True to form, although Mags was by far my smallest baby, she was still noticeably bigger than her two-month-old cousin.  I have a feeling that that trend will continue.  She does have Flake blood in her, after all!


Speaking of Flake blood, my cousin (baby Teresa) was born on the same day, in the same hospital as Maggie!  Teresa was born at 12:10 in the morning, while Maggie was born at 11:57 that night.  They barely share a birthday, but it still counts!

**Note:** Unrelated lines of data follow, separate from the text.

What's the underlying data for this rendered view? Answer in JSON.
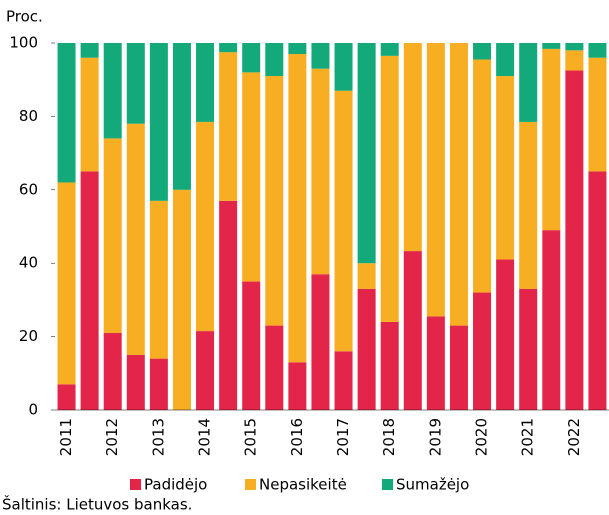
{
  "chart_data": {
    "type": "stacked_bar",
    "y_label": "Proc.",
    "source": "Šaltinis: Lietuvos bankas.",
    "categories": [
      "2011",
      null,
      "2012",
      null,
      "2013",
      null,
      "2014",
      null,
      "2015",
      null,
      "2016",
      null,
      "2017",
      null,
      "2018",
      null,
      "2019",
      null,
      "2020",
      null,
      "2021",
      null,
      "2022",
      null
    ],
    "series": [
      {
        "name": "Padidėjo",
        "color": "#e4254a",
        "values": [
          7,
          65,
          21,
          15,
          14,
          0,
          21.5,
          57,
          35,
          23,
          13,
          37,
          16,
          33,
          24,
          43.3,
          25.5,
          23,
          32,
          41,
          33,
          49,
          92.5,
          65
        ]
      },
      {
        "name": "Nepasikeitė",
        "color": "#f7ae22",
        "values": [
          55,
          31,
          53,
          63,
          43,
          60,
          57,
          40.5,
          57,
          68,
          84,
          56,
          71,
          7,
          72.5,
          56.7,
          74.5,
          77,
          63.5,
          50,
          45.5,
          49.4,
          5.5,
          31
        ]
      },
      {
        "name": "Sumažėjo",
        "color": "#13a97a",
        "values": [
          38,
          4,
          26,
          22,
          43,
          40,
          21.5,
          2.5,
          8,
          9,
          3,
          7,
          13,
          60,
          3.5,
          0,
          0,
          0,
          4.5,
          9,
          21.5,
          1.6,
          2,
          4
        ]
      }
    ],
    "ylim": [
      0,
      100
    ],
    "yticks": [
      0,
      20,
      40,
      60,
      80,
      100
    ],
    "legend": "bottom"
  }
}
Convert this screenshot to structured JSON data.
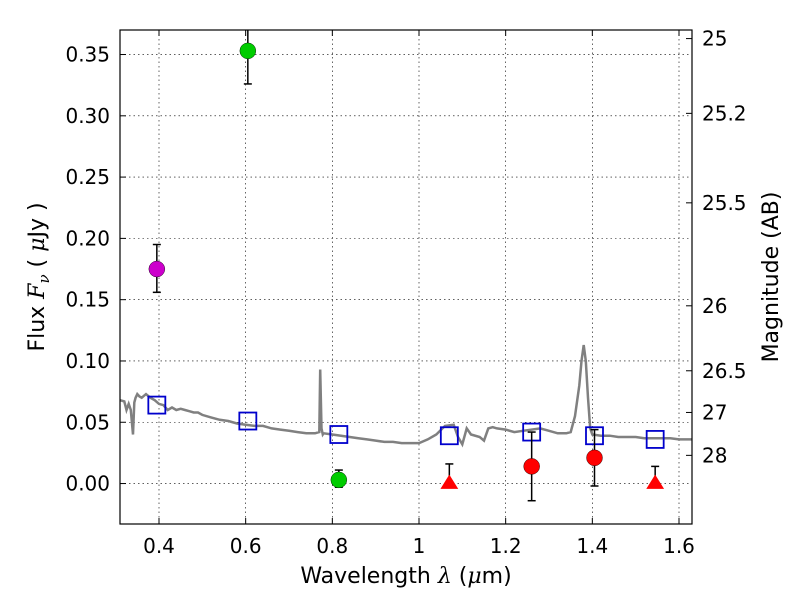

I love this picture.  These Busch guys have NOOO idea what to do with girls--but they sure are smitten!!
Getting home and getting adjusted to having three was, as you all know by now, a learning experience--dealing with baby blues on top of two toddlers (one whom was having developmental delays) was not a fun time for me.
But I wouldn't exchange any of the difficulty for my little girl--my first daughter--my Maggie Maye.
Happy birthday, girlie!!

Comments

Heather said…
Now that was a "basketball baby" pregnancy if I've ever seen one! You looked so cute!

I am glad you shared this story on your blog. I love birth stories, and Maggie's is great. I think 6 lbs is on the small side too so I can't believe your 2 month old niece was still smaller! I also can't imagine how scary it must have been when she stopped breathing, but thank goodness for quick thinkers and helpers who were able to help so quickly. (Sidenote: I'm writing this from my phone in an airport and just wrote, "...helpers who were able go to hell so quickly" and it made me chuckle. )
Jennifer said…
:) I DO love a good child birth story!!! Thanks for sharing Maggie's!